Une porte s’ouvrit en grinçant, accompagnée d’un rais de lumière mouvante.

— Elysandre ! Tu as bien dormi ?

Une bonne odeur de thé aux épices lui arriva aux narines. Aveuglée par la lumière, elle ne voyait pas son décor. Ni qui lui parlait. Cette voix ?

— Mais ?

— Attends, je vais ouvrir les volets, on y verra plus clair !

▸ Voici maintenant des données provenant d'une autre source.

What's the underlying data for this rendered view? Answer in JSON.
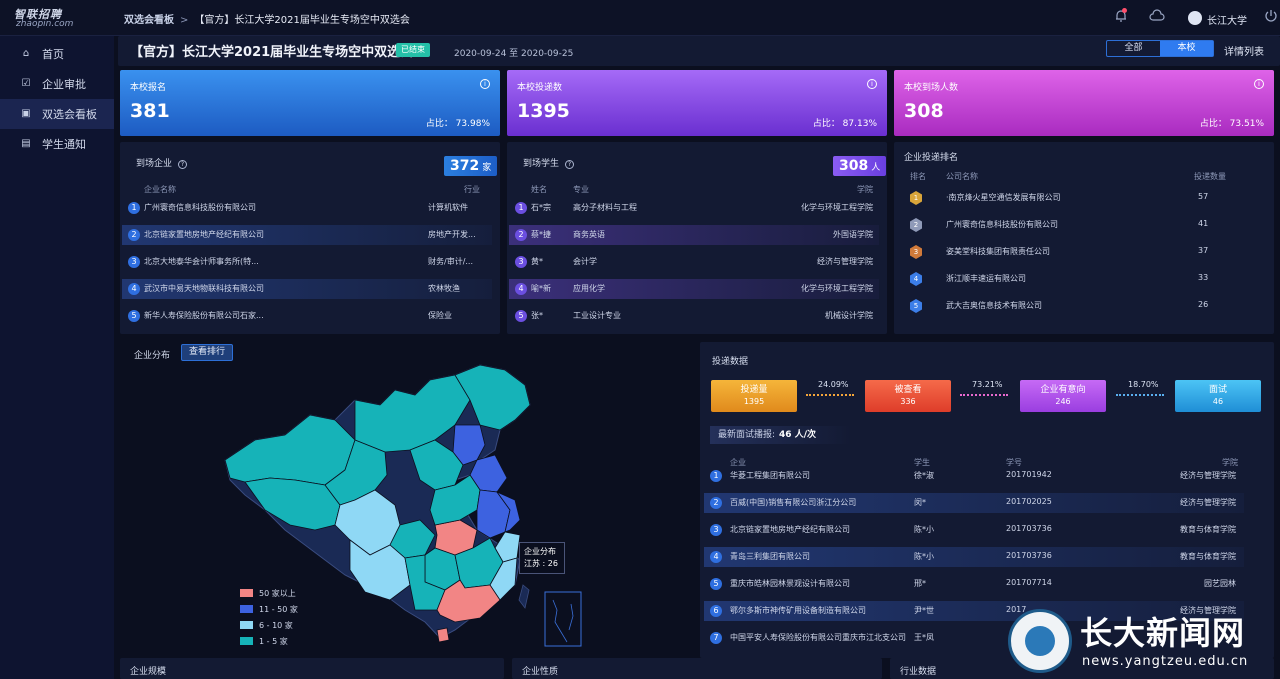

Un son de boîte à musique sortit de nulle part et la lumière embrasa la pièce où elle se trouvait. Elle aperçut enfin qui lui parlait. Klaus ! C’était Klaus ! Elle ne sortait pas d’un cauchemar ! Elle y était encore… Des larmes coulèrent sur ses joues, irrépressibles.

— Ho ho ho, ma jolie, ne pleure pas. Tout va finir par s’arranger. Tout s’arrange toujours dans la vie. La roue tourne. Toujours !

Klaus s’assit sur le bord du lit et la prit dans ses grands bras.

— Là, là…, tout doux ma petite.

Quand elle eut vidé tout son soûl de larmes, elle s’essuya les yeux. Elle sentit de nouveau la présence de ses cheveux pendants de part et d’autre de son visage humide. Elle les palpa tout en regardant Klaus les yeux ronds.

— Oui, je ne pouvais pas te laisser dans cet état lamentable ma jolie. C’est signé Héron ce genre de méfait…

— Oui, sanglota-t-elle. Merci, Klaus.